Read the two statements below:
S1: The economy rates of the specialist bowlers are lower than that of the non-specialist bowlers.
S2: The cumulative runs conceded by the three non-specialist bowlers were 1 more than those conceded by the three specialist bowlers.
Which of the above statements or their combinations can help arrive at the economy rate of the worst bowler?
Answer & solution
- A
S1 only
- B
S2 only
- C
Either S1 or S2
S1 and S2 in combination
- E
The economy rate can be calculated without using S1 or S2.
S1: The given economy rates of 4 bowlers are 6, 6, 7 and 9. So, the non-specialist bowlers would have 7, 9, x as their economy rates and specialist bowlers would have y, 6, 6 as their economy rates.
S2: The overs bowled by specialist bowlers would be 4, 4 and 4 each. The number of overs bowled by non-specialist bowlers would in any combination of 3, 3 and 2 each.
The runs given by specialist bowlers would be 6 × 4 + 6 × 4 + 4y = 48 + 4y …(1)
Case 1: For non-specialist bowlers, overs bowled are 3, 3, 2 and economy rate is 7, 9 and x respectively.

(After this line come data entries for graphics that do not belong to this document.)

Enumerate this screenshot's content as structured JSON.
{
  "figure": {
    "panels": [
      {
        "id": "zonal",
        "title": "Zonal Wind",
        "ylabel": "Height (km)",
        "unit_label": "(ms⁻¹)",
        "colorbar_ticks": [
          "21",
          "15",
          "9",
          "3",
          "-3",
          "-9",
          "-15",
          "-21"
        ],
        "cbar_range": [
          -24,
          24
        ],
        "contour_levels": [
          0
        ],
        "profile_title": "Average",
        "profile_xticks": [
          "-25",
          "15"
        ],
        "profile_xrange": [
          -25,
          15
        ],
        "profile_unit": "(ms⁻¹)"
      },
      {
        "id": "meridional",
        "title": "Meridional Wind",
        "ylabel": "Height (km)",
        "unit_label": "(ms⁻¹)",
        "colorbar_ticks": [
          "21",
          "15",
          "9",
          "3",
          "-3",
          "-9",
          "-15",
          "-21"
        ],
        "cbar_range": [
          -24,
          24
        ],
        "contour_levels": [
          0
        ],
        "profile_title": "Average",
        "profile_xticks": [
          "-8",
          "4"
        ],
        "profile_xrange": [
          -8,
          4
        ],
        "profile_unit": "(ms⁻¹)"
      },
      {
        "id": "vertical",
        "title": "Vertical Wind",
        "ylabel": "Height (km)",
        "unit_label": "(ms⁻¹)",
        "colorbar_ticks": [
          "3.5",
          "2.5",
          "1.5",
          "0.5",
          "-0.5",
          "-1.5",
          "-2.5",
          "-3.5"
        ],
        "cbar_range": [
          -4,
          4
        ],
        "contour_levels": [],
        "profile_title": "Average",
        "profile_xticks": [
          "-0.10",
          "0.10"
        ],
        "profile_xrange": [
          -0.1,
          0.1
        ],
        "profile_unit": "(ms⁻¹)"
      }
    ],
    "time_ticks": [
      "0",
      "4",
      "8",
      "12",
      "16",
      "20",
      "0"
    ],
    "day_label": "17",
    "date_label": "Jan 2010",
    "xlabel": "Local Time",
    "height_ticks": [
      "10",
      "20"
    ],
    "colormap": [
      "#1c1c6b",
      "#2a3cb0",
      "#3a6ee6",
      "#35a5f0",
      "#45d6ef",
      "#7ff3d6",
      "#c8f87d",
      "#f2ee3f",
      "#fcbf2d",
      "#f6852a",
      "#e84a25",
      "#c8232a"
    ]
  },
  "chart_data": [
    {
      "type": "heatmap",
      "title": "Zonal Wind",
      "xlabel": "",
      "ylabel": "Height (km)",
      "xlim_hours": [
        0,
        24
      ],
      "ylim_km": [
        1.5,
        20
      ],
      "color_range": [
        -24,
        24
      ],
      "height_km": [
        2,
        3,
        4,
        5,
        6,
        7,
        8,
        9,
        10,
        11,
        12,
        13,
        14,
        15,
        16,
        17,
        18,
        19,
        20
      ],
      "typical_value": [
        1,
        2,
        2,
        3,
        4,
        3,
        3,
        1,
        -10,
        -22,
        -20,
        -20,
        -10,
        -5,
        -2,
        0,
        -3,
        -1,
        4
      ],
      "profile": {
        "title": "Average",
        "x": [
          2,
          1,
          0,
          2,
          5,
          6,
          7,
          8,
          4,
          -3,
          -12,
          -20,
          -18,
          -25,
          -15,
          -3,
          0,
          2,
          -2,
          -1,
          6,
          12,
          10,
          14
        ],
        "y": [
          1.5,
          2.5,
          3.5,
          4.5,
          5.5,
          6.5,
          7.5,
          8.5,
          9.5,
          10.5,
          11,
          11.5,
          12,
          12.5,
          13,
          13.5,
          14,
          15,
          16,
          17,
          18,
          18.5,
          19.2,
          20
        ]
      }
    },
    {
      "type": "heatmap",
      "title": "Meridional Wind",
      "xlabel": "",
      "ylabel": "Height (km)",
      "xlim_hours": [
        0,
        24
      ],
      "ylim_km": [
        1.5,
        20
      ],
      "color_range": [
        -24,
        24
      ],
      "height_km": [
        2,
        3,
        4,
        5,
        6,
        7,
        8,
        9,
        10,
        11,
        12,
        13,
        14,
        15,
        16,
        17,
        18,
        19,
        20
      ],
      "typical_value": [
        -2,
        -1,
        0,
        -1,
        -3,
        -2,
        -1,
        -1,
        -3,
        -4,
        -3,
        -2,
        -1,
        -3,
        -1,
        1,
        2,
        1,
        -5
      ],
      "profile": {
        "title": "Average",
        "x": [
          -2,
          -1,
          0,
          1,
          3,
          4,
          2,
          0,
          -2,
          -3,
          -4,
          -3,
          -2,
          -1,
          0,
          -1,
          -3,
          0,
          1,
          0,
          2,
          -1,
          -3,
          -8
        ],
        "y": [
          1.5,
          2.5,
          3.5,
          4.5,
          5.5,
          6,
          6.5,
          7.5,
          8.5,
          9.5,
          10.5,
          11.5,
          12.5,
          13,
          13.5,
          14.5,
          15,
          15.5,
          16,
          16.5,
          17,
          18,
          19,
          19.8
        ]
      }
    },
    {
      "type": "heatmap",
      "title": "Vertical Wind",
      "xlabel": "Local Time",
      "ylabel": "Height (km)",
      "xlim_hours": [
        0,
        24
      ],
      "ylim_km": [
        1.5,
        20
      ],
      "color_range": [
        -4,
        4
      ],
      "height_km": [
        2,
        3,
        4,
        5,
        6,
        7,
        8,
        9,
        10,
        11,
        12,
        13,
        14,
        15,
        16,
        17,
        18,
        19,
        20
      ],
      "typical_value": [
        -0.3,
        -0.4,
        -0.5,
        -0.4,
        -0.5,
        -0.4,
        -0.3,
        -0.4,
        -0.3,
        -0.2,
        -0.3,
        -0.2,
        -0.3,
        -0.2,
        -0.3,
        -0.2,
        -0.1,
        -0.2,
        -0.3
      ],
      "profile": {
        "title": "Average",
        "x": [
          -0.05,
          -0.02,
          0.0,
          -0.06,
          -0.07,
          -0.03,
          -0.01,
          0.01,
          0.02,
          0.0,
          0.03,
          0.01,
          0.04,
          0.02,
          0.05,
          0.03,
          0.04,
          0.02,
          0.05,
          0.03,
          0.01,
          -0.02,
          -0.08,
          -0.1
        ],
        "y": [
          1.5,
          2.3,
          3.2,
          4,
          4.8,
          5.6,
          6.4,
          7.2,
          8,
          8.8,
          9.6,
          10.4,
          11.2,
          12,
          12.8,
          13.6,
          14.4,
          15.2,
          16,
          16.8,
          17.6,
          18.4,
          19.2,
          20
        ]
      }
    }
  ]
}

∴ The runs given by non-specialist bowlers = (7 × 3 + 9 × 3 + x × 2) = 48 + 2x ...(2)
According to the question: (2) – (1) = 1
∴ 2x – 4y = 1
Now, 2x – 4y cannot give an odd value.
Case 2: For non-specialist bowlers, overs bowled are 3, 3, 2 and economy rate is x, 7 and 9 respectively.
The runs given by non-specialist bowlers would be (9 × 2 + 7 × 3 + 3x) = 39 + 3x
According to the question: (2) – (1) = 1
∴ 39 + 3x = 48 + 4y + 1
This is satisfied for x =10 and y = 5
Thus, we need both the statements to get to worst economy rate of the bowler.
Hence, option (d).